We notice cloud application degrated performance

Incident Report for Netdata

Resolved

Incident is resolved.

Posted Apr 21, 2021 - 20:31 UTC

Update

We observe nominal behavior on all micro-services. Pulsar is consuming messages on a normal rate. We continue to monitor all services.

Posted Apr 21, 2021 - 20:28 UTC

Monitoring

We have rolled back all Pulsar replications. Services are stabilized. Residual effects (like late notifications) may still exist at this point. We continue to monitor the services.

Posted Apr 21, 2021 - 19:54 UTC

Identified

Geo-replication on pulsar partially failed due to increased RAM requirements. The extra requirements forced Kubernetes to restart specific pods. As a result some messages have been transmitted out of order, and many notifications were transmitted with delay.

Posted Apr 21, 2021 - 19:52 UTC

Update

Web UI is back on line. Service is partially restored.

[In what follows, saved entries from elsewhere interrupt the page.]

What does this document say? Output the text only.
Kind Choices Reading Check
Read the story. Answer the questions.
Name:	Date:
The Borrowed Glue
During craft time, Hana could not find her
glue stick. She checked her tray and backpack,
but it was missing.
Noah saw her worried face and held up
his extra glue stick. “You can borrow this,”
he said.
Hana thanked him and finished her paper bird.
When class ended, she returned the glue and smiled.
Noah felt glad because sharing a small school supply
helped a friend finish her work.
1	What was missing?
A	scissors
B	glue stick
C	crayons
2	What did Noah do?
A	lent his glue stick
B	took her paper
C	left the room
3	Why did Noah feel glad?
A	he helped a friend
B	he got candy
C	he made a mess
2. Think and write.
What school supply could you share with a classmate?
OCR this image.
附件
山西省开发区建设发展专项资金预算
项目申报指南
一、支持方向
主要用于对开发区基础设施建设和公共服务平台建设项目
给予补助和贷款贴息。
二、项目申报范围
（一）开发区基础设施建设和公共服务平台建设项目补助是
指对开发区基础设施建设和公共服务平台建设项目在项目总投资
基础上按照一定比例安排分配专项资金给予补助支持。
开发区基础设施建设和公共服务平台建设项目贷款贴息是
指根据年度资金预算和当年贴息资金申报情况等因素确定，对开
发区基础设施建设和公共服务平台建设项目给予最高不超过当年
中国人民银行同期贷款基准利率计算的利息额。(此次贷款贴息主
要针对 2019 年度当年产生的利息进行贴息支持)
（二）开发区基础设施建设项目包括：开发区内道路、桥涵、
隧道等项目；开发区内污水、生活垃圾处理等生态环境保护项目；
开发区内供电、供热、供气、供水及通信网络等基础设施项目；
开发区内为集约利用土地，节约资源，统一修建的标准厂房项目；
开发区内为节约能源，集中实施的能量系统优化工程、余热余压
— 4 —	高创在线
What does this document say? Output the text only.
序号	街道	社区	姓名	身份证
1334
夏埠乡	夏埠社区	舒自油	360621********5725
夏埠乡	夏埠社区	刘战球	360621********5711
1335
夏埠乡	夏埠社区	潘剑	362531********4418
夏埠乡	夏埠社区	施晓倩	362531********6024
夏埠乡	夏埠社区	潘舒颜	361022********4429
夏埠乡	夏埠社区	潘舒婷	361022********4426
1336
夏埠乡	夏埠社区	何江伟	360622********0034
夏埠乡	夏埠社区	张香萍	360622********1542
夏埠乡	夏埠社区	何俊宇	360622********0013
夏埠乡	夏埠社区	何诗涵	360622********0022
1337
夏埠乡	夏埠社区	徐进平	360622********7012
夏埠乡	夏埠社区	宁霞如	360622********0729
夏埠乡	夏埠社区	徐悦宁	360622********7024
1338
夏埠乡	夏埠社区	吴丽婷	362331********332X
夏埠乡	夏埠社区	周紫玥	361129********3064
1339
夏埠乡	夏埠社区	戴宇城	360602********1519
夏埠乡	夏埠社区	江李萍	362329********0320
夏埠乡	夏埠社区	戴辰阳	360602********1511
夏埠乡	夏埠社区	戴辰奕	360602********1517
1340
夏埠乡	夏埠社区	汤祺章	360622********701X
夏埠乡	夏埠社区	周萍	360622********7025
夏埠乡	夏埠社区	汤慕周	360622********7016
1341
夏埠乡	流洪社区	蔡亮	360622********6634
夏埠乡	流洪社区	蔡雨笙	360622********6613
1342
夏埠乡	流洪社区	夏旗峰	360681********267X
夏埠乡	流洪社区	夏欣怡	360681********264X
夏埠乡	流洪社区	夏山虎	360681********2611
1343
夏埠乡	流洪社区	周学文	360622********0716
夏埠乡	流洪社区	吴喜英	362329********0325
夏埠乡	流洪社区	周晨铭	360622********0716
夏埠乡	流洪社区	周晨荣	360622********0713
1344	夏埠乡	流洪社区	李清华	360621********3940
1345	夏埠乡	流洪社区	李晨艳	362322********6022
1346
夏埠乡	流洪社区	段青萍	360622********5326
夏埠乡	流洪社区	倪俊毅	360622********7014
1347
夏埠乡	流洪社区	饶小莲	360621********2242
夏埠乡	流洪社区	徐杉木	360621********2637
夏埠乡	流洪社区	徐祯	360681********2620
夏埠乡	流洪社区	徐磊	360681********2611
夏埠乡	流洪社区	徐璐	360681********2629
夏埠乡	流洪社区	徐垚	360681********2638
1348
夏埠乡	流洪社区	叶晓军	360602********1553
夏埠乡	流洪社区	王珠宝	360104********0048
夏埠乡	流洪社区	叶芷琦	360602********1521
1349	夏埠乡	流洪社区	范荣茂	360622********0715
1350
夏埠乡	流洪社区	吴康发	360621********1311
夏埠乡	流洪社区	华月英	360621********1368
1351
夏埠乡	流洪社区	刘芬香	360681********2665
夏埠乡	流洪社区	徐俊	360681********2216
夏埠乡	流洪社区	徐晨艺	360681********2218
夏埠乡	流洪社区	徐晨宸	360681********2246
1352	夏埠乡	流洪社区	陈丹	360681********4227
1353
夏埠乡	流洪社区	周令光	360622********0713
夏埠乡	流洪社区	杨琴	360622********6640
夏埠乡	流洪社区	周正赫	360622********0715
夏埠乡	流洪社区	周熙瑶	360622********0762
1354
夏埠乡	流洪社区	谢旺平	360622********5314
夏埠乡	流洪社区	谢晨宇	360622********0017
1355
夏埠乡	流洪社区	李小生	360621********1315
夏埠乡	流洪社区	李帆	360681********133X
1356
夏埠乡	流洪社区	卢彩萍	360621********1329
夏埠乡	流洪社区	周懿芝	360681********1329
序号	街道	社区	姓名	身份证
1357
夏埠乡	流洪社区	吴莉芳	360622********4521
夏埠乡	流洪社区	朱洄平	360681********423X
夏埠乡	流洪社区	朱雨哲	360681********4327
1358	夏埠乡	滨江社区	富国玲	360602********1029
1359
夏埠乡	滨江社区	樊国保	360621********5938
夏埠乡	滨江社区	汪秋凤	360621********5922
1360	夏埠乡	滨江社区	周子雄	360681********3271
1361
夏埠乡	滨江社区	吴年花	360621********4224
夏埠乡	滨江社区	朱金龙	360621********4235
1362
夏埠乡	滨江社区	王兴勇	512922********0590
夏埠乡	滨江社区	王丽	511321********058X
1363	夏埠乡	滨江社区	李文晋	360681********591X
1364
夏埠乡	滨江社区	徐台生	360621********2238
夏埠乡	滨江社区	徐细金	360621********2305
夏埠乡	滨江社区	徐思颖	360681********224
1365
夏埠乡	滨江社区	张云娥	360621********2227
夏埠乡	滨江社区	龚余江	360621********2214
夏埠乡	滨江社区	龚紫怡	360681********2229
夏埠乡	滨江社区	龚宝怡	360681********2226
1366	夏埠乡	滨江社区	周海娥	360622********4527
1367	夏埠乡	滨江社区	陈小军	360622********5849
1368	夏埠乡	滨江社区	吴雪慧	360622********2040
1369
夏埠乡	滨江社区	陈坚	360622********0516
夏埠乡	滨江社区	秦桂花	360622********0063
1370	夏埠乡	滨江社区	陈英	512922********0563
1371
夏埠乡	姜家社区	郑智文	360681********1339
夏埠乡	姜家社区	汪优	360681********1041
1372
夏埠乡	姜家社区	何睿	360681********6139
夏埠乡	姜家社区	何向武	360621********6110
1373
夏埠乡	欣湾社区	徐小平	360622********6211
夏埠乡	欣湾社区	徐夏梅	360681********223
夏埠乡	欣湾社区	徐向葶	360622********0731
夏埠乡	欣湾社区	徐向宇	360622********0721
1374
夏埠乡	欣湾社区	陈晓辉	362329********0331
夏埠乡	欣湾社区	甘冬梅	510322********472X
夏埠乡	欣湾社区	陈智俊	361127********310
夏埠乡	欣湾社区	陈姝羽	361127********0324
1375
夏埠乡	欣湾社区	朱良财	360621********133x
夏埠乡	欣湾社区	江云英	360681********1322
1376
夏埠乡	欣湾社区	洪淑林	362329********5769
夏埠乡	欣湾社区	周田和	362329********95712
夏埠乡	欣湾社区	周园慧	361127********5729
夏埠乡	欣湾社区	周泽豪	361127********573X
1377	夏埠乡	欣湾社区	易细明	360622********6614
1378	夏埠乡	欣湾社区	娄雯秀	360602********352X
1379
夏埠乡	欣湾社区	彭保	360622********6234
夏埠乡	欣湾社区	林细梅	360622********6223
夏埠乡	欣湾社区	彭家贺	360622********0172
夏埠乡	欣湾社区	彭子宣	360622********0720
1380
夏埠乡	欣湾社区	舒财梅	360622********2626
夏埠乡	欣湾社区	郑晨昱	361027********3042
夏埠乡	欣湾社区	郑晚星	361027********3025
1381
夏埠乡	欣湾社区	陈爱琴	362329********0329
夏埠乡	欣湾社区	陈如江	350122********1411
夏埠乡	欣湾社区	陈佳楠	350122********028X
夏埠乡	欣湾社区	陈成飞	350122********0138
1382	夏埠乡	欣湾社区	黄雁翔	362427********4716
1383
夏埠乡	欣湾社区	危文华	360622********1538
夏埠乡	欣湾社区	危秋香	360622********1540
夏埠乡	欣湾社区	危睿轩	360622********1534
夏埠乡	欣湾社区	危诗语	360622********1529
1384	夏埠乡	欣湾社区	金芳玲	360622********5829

Posted Apr 21, 2021 - 18:38 UTC

Update

It seems that netdata messages are not properly consumed. The issue relates to a new Pulsar replication that was introduced today. We proceed with immediate roll-back.

Posted Apr 21, 2021 - 18:30 UTC

Investigating

We are currently investigating the issue.

Posted Apr 21, 2021 - 18:27 UTC

This incident affected: Cloud Web UI and Agent (all platforms).